Okay, I see I have to get more new stuff out for you!
Just to tell you what's up here: I had my trip to visit my brother and his wife. I was able to overlap my father's visit, so we got an evening together. I was able to do several reviews and do a little work on my notes.
My notes have been taking a lot of my writing time. I have dozens of small notepad notes not trasferred to rolodex-cut cards, and probably over 500 of those cards to file and organize. Some things, like plot bits, will more or less organize themselves. Others will be harder.
And I've not been getting that much writing time. That little electronics project--the regulated 12V charger--has grown tentacles. The plug is too short to fit the socket extender where it needs to go, so I need a different plug. The LDO regulator doesn't shut off well enough on low voltage, so I need to put that in, and I decided that for safety I want the cutoff devices to break the hot side rather than the ground.

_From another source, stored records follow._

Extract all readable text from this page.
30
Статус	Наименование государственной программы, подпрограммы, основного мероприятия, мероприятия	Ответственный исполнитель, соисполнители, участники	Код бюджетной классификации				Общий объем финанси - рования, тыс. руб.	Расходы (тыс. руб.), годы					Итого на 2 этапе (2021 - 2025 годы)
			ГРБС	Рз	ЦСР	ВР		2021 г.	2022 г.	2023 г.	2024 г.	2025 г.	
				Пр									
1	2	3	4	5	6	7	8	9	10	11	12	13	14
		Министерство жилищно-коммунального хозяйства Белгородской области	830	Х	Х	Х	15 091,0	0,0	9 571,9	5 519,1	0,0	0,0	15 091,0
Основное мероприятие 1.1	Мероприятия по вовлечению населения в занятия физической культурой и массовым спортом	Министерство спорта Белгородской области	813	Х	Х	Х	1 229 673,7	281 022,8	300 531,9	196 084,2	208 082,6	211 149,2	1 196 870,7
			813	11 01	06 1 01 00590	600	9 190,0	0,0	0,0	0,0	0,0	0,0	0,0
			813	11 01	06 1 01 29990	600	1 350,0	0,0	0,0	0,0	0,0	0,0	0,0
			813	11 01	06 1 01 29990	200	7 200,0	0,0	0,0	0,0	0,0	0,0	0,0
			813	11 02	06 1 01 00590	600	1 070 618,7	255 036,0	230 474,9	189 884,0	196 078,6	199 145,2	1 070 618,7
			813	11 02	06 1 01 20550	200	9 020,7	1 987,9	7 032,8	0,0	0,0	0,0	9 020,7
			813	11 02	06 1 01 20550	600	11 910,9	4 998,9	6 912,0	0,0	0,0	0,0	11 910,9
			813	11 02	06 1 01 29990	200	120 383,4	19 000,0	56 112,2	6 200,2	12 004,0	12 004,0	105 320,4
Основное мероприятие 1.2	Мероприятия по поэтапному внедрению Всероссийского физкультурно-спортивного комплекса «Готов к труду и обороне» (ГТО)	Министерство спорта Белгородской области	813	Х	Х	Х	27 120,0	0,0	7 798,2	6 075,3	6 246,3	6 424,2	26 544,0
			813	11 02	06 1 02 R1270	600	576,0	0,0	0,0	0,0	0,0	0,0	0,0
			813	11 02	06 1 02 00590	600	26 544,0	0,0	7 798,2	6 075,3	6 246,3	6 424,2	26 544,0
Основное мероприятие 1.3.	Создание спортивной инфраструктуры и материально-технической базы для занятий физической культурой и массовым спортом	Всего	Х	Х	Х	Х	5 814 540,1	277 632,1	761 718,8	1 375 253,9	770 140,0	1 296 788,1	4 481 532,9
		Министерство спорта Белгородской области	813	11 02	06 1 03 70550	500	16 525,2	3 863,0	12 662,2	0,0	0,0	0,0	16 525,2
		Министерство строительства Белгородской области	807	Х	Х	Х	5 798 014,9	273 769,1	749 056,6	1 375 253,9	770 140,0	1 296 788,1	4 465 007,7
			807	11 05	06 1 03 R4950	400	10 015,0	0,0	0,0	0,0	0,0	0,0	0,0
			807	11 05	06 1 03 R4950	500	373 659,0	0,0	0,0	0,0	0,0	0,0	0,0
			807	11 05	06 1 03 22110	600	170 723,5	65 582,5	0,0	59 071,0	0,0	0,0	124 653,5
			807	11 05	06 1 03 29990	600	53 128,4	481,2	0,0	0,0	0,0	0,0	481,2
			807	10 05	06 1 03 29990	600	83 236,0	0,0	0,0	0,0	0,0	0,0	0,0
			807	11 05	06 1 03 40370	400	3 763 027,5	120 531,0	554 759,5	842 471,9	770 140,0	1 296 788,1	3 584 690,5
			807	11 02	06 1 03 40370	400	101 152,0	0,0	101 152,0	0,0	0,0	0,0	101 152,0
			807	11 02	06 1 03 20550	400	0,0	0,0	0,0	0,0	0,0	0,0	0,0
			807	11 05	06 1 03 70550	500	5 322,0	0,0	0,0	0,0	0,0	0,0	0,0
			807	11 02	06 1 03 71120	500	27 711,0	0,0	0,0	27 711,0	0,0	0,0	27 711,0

The interrupting devices are power mosfets. Unfortunately, the positive-side ones (P-channel) that I have in stock have a very limited gate voltage--8 volts. (NDP6020). The max drain-source voltage is a bit low, too, so I may end up finding new ones for future work. For the present, I can use high-resistance voltage dividers on the input, wasting a few (tens of) microamps for them.
But I need undervoltage detection. I let myself tinker on paper with a couple of circuit topologies derived from the Schmidt trigger, but I put them aside. I'll play with them another time. (Among other things, they require two transistors and seven or eight resistors. That would be a VERY cramped board.) So I turned to a pair of similar ICs, one by ON Semi (previously Motorola) and one by Seiko. The Seiko device operates on a tenth or less the current of the ON Semi device, but the ON Semi device has more complete documentation.
Either way I need a voltage divider, which will waste some current. The Seiko device would waste less, but I can use the ON Semi documentation to reduce that waste, including an approximation of the device's internal behavior in the circuit theory model of the divider. That, unfortunately, yields a messy quadratic, but I found, after a few hours of sleep, that I can simplify it greatly. It's still a pain, but it should only cost me an hour or two to get all the terms into their proper places.
These monitor circuits have the wrong polarity for the need (ground the output when the voltage is too low) so I'll need another transistor to invert the output. An N-channel low-power mosfet will do. Ironically, the one I stock is the TN0620. The output will require another voltage divider to the NDP6020's gate.
Sigh. Such a simple little thing. The circuit board will be VERY busy, but it will be a very solid design--up to 20 volts. I'll also replace the input side tantalum capacitor with a 25 volt job. (I ordered a variety when I ordered the voltage monitors.)
That stuff will be in in a day or so. Right now I'll finish the algebra and select the resistor values, and finish up the modified perfboard layout.
Later today I have to take my car to the dealer. The check-engine light is on. I fear that a gas station attendent has reuined another charcoal cannister. If that, I'd let it go except that it will mask other trouble indications. And, of course, it might be something else.
I have to find out what Best Buy/Geek Squad will charge to swap in a new hard disk on my flaptop, transferring all the content to the new one--if I buy the new disk from them, and if I don't. (I'd like to go to a 1TB drive, but I'll only buy drives with 5-year manufacturer's warranties, which mostly means WD Black. BB only offers a 750GB drive, but Newegg has a 1TB WD Black at a very decent price.)
And I will reduce the backlog of notes. (I produced about seven more last night.)
And that is why Paddy has been away from work.